Construction of the bridge began in 2008, it was inaugurated in January 2012 and opened to traffic in late 2013. The bridge forms part of a new highway linking the Atlantic and Pacific coasts of northern Mexico and has reduced the travelling time between Durango and Mazatlán from approximately 6 to 2.5 hours.
The bridge's four-lane roadway, 20 metres (66 ft) wide by 1,124 metres (3,688 ft) long, is supported at a height of 403 metres (1,322 ft) above the Baluarte riverbed by 12 piers, two of which are also pylons (towers). Each of the two pylons measures 18 by 8.56 metres (59.1 by 28.1 ft) at its base, widens in the centre to carry the roadway before tapering upwards to 8 by 4.10 metres (26.2 by 13.5 ft) wide at its top; the taller, P5, is 169 metres (554 ft) high. 76 steel cables pass over saddles in the pylons to form 152 suspenders in a two plane semi-fan layout. The tallest intermediate pier, P9, is 148 metres (486 ft) high.
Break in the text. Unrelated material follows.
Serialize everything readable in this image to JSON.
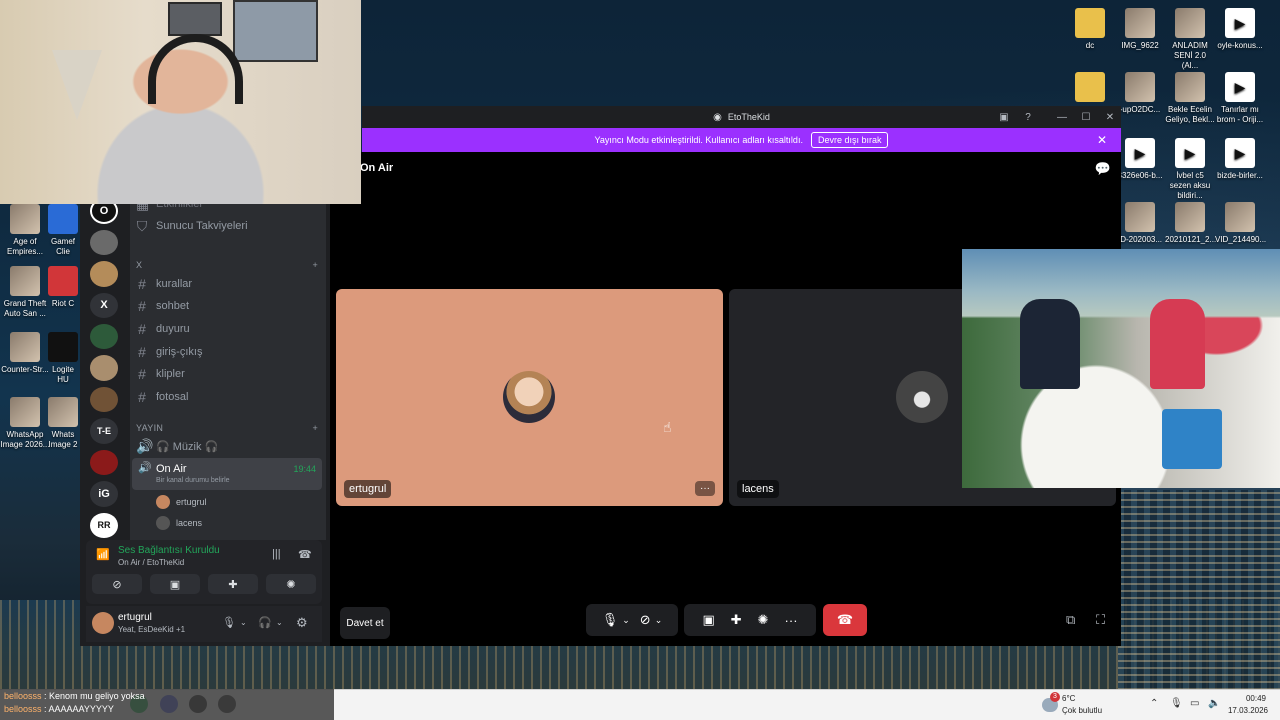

It crosses a gorge in the Sierra Madre Occidental mountains with a clearance of 390 metres (1,280 ft) below the deck, substantially taller than the Eiffel Tower. Its clearance is 120 metres (390 ft) higher than that of the previous record-holder, France's Millau Viaduct, which has a clearance of 270 metres (890 ft). The bridge's central span, 520 metres (1,710 ft) long, is also the longest cable-stayed span in North America, 37 metres (121 ft) longer than that of the John James Audubon Bridge in St. Francisville, Louisiana.